Paradox about the volume of a cylinder

Where is the error in my previous argument based on infinitesimals?

The error is here:

Therefore, the volume of the cylinder can be thought as made out of an infinity of areas of such rectangles of infinitesimal thickness rotated for 360°.

If you approximate the cylinder with areas of a finite thickness you can see that these "areas of such rectangles of ... thickness" are not cuboids but triangular prisms.

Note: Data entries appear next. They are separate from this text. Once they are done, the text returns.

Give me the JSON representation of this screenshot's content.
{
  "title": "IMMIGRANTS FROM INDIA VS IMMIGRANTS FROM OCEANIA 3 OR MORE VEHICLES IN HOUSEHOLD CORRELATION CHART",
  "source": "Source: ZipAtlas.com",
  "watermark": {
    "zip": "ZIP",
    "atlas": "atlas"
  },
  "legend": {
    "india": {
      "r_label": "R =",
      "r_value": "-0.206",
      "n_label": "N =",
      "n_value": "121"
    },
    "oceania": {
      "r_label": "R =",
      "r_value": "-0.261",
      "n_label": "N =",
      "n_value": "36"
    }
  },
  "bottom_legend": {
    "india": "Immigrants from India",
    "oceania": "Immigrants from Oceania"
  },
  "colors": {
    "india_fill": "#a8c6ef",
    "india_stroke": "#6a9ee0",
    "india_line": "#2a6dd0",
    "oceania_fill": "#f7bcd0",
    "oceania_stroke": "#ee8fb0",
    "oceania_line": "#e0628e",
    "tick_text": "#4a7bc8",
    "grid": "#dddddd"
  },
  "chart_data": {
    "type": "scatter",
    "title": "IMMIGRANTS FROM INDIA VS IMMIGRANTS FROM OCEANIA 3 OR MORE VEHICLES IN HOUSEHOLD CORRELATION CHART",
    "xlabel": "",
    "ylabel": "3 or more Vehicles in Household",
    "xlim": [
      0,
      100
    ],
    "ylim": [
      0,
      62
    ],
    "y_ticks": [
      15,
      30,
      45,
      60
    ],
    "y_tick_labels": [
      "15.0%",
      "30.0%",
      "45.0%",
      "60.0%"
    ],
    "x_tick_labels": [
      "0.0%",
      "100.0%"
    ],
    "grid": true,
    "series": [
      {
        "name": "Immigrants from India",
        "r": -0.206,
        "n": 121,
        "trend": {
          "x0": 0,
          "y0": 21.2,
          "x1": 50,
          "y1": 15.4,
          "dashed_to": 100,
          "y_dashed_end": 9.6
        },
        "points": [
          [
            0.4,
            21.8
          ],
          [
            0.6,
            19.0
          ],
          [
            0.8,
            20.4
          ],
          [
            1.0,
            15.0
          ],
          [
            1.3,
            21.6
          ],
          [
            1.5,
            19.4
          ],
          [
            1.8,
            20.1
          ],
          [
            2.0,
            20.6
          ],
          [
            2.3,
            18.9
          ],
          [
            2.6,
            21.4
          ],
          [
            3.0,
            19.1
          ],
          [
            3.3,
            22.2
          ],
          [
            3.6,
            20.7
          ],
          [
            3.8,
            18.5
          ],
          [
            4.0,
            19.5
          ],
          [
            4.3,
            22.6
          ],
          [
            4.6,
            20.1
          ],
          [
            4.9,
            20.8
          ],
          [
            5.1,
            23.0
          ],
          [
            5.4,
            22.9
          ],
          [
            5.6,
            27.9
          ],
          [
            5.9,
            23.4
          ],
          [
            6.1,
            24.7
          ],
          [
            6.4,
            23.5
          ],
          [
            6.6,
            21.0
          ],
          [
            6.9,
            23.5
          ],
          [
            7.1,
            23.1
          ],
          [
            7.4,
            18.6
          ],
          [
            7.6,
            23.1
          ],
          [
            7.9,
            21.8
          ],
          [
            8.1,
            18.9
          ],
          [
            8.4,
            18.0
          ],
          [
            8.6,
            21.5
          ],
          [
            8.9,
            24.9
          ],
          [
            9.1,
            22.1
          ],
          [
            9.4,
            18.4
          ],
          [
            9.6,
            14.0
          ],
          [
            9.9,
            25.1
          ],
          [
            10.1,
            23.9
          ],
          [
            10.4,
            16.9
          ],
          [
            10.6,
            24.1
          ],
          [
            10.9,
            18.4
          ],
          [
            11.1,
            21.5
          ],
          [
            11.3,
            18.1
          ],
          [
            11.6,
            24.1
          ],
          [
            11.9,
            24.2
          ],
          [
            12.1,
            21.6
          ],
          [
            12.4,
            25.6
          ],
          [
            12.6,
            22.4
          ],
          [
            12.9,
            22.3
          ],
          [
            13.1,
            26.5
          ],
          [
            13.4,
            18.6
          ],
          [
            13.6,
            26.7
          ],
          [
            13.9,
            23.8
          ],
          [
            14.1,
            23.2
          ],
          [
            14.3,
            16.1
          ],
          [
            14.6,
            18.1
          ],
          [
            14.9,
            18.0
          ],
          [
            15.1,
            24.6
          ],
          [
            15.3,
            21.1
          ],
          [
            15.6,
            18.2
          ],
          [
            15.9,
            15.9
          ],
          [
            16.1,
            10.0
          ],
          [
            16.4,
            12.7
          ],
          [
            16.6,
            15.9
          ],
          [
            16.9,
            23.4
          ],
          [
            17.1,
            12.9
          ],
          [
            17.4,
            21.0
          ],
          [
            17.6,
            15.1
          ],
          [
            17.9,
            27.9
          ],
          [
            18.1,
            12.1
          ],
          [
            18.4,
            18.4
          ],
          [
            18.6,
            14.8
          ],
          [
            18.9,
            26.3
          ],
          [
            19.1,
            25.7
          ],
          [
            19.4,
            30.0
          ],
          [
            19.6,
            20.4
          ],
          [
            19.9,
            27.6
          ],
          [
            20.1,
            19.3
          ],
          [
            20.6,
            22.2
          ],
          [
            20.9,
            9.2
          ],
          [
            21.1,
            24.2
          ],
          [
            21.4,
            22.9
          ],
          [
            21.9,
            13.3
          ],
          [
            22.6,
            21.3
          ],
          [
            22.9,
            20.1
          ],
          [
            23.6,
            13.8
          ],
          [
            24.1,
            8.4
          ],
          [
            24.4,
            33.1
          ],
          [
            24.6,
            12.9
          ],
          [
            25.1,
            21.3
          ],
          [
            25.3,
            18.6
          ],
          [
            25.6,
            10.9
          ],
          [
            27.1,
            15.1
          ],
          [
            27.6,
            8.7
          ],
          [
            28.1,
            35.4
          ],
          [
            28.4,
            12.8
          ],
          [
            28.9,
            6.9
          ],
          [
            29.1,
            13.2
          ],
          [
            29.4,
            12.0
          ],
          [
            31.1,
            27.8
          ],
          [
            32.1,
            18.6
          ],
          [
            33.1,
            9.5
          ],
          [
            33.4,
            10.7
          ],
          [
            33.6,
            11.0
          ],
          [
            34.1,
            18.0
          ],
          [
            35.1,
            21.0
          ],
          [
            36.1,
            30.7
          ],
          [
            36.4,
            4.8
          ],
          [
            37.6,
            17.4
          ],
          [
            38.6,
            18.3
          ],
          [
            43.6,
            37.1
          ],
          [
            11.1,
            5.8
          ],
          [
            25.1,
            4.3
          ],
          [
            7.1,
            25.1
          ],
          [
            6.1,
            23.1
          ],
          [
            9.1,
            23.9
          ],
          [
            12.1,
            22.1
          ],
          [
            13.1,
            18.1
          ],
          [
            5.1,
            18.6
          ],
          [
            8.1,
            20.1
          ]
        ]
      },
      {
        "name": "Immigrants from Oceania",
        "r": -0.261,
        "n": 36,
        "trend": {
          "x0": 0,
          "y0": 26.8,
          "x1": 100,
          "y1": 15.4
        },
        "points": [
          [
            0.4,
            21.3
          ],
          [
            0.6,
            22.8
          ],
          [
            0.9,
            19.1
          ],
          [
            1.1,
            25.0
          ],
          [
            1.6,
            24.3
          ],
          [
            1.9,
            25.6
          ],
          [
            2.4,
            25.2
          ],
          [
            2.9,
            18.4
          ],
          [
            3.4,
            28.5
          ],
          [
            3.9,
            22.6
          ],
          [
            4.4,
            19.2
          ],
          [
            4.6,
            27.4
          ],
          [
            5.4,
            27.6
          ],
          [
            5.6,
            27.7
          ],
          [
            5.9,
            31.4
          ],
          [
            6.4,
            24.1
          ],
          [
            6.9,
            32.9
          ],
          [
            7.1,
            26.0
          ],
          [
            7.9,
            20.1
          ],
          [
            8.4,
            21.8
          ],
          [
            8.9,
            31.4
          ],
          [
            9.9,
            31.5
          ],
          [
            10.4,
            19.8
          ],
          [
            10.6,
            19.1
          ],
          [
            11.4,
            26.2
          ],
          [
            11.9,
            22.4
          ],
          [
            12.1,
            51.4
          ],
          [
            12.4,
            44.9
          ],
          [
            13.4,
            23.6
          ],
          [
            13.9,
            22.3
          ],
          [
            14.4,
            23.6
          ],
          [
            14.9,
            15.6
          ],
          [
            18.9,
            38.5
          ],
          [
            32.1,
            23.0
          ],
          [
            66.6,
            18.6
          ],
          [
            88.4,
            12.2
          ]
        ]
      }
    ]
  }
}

The volume of a triangular prism however is not $A_\text{rect}\cdot l$ but only $\frac 1 2 A_\text{rect}\cdot l$.

Therefore you have to calculate: $V=\frac 1 2 A_\text{rect}\cdot C_\text{circ}$

... which leads to the correct volume of a cylinder.


The rotation contributes to the volume by $2\pi R$ only for the side of the rectangle that is opposite to its rotation axis. The circumference covered by each point of the rectangle depends on its distance from the rotation axis.

Keeping an infinitesimal approach, think of the rectangle as made out of an infinity of vertical lines of infinitesimal thickness $dr$ at a distance $r$ (with $0 \leq r \leq R$) from the rotation axis. Every vertical line (or infinitesimal rectangle) rotates for $2\pi r$, so its contribution to the volume of the cylinder is $dV = h \cdot dr \cdot 2 \pi r$. Therefore, the volume of the cylinder is the infinite sum of such infinitesimal volumes, i.e. \begin{align} V = \int dV = 2 \pi h \int_0^R r dr = 2 \pi h \left[\frac{r^2}{2} \right]^R_0 = \pi R^2 h. \end{align}


You are assuming that all points follow a circular trajectory of circumference $2\pi R$. But this is wrong, $2\pi r$ goes from $0$ to $2\pi R$ linearly, and its average value over the rectangle is $\pi R$.